Sharing my experiences openly with my students, however, created space for them to share their own experiences.

As Christian professors, every semester brings an entirely new “congregation” of students into our realm of influence. Each member of these congregations has a different past, different personality, and different needs. As we are open to receive the testimony of our classes, we are afforded the opportunity to share our lives with them as well. Not every student relates with our experiences, but every now and then, God brings things together for His good.

Over the past 15 years in class, I have heard many “confessions,” often in regard to sins and transgressions that students have experienced in their past. This past semester, a student shared with the “congregation” about his addiction to alcohol and drugs, and as a class, we celebrated his 1-year anniversary of sobriety. It was moving to watch a student be open and vulnerable with classmates. 

After the class had ended, I wondered, why was I allowed to witness this gift? Why now? Why this class?
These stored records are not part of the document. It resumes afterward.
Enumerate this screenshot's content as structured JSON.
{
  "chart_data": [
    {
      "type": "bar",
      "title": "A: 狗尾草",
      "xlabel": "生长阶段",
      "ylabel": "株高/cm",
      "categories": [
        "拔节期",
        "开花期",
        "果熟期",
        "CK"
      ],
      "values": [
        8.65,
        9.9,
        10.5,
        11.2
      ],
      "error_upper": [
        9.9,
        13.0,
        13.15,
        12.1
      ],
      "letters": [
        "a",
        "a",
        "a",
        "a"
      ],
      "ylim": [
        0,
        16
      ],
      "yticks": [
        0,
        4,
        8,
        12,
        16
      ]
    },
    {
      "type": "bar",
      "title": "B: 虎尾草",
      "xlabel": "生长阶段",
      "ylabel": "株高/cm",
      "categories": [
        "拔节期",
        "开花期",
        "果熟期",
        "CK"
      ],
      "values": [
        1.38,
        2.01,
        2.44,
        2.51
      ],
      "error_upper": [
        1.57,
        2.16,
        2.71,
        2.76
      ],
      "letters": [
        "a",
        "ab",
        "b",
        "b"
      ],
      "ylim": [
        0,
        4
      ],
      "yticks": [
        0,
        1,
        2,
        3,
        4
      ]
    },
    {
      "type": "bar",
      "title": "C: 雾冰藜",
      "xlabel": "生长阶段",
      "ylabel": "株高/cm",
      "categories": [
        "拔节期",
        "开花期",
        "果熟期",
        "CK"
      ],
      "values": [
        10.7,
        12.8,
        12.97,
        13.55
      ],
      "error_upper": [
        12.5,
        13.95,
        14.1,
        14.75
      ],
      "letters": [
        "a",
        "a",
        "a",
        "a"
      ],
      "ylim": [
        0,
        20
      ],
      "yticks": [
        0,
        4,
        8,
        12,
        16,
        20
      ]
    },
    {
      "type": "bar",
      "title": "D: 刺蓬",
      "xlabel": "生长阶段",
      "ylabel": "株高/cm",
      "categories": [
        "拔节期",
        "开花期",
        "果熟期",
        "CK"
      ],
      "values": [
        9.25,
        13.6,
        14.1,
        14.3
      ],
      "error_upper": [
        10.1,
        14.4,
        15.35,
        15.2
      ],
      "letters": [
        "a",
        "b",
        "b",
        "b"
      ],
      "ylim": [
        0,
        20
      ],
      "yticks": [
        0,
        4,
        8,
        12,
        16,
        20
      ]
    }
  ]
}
Why me?

Experiencing the ramifications of sin from my past surely helps shape my relationships and how I extend grace to others.   The “why me” in the beginning of this story came from a place of selfishness and entitlement.  However, after living through my challenges, the new “why me” now comes from a place of humility and recognizing I am unworthy of such great gifts from God. 

I’m learning to minister to others, not out of my strengths, but out of my weaknesses and God’s sufficient grace for my life.